Clark, who is also Black, narrowly defeated Clay Cox, a white incumbent Republican, by 51 percent to 49 percent in 2018. In November, she was re-elected by 55 percent to 45 percent.

But the demographic shifts are only part of the story. Andra Gillespie, a political science professor at Emory University in Atlanta, also pointed to increased voter registration and turnout. She credits voting rights activists like Stacey Abrams, who has been widely applauded for her work in transforming Georgia into a battleground state.

“I have never seen so many signs for Democrats in my neighborhood, I use to never see that,” said voter Brenda Kennedy, who is Black and has lived in Savannah for around 30 years. “And that’s how I know Georgia is changing.”

Quentin James, one of the founders of The Collective PAC, an organization dedicated to electing Black lawmakers, said organizing helps make Black voters a larger share of the electorate, particularly in states like Georgia.

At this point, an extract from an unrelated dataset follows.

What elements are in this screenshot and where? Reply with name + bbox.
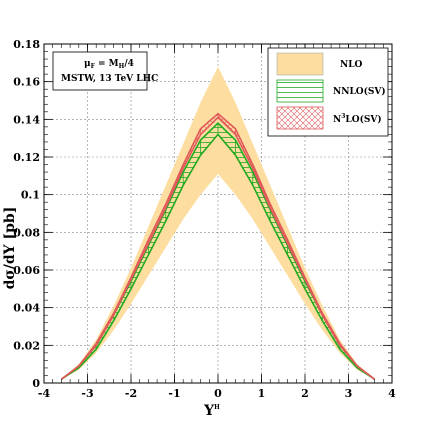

“Black voters are showing up,” James said. “Part of it is when we give Black voters something to vote for, great candidates with a great message, they show up.”

He added: “We’ve got to change the attitudes of white voters. That is something that the party has to do, but we shouldn’t do that work at the expense of engaging and turning out Black voters. And that’s been the challenge.”

James said his organization plans to help move about 26,000 voters to the polls through free ride-sharing programs — more than double the number in the general election — among other voter mobilization efforts. He said building an infrastructure of voters of color has been key.

“I think if anybody’s looking for lessons learned from, I think, around the country, it is in a place like Georgia and a place like Arizona and a place like Nevada — Democrats have been quietly investing in changing the electorates there,” he said.

Some Republicans are also hoping to tap into the diversifying electorate.

Scott Johnson, who serves on the Georgia Board of Education, said Republicans have work to do in appealing to diverse communities. He lives in Marietta, a booming suburb of the Atlanta metropolitan area that fueled the Democratic shift.

“On the street I live on — it’s a short street, there are seven houses on there — there are three African American families, a Middle Eastern family and three caucasian families who kind of look like me,” Johnson said after attending a Loeffler rally earlier in the runoff campaign. “And that’s great. Because we’re all friends. And I believe we all have the same values, largely.”

Nse Ufot, the CEO of the New Georgia Project, which Abrams founded, said the group has registered more than a half-million Black voters, as well as Asian and Hispanic voters. The group has been laser-focused on registering more voters ahead of the runoffs and making sure they get to the polls.

“I will say that the demographic shifts are the fire and organizing is absolutely the accelerant,” Ufot said.

“Phone calls, text messages, knocking on their doors and postcards, as well as digital ads, all together,” she said. “We’ve been wild, annoying, and we’re turning it. And we’re doubling down on that so that people get to see going out to vote as a way to stop the phone calls.”

At the core of the strategy, she said, is an “aggressive research agenda” to drive intensive voter mobilization efforts to get voters off the sidelines.

“Just because we’re Black, just because we’re millennials and Gen Z and just because we’re women, doesn’t automatically make us experts in Black politics,” Ufot said.

She said that as a Georgia resident, she has seen the demographic shifts and the changes particularly around the Atlanta suburbs and rural parts of the state.

“I think that often when people hear ‘rural voters’ that it’s code in their minds for white conservatives, and not only are there white progressives in rural Georgia, but a bunch of Black people,” she said.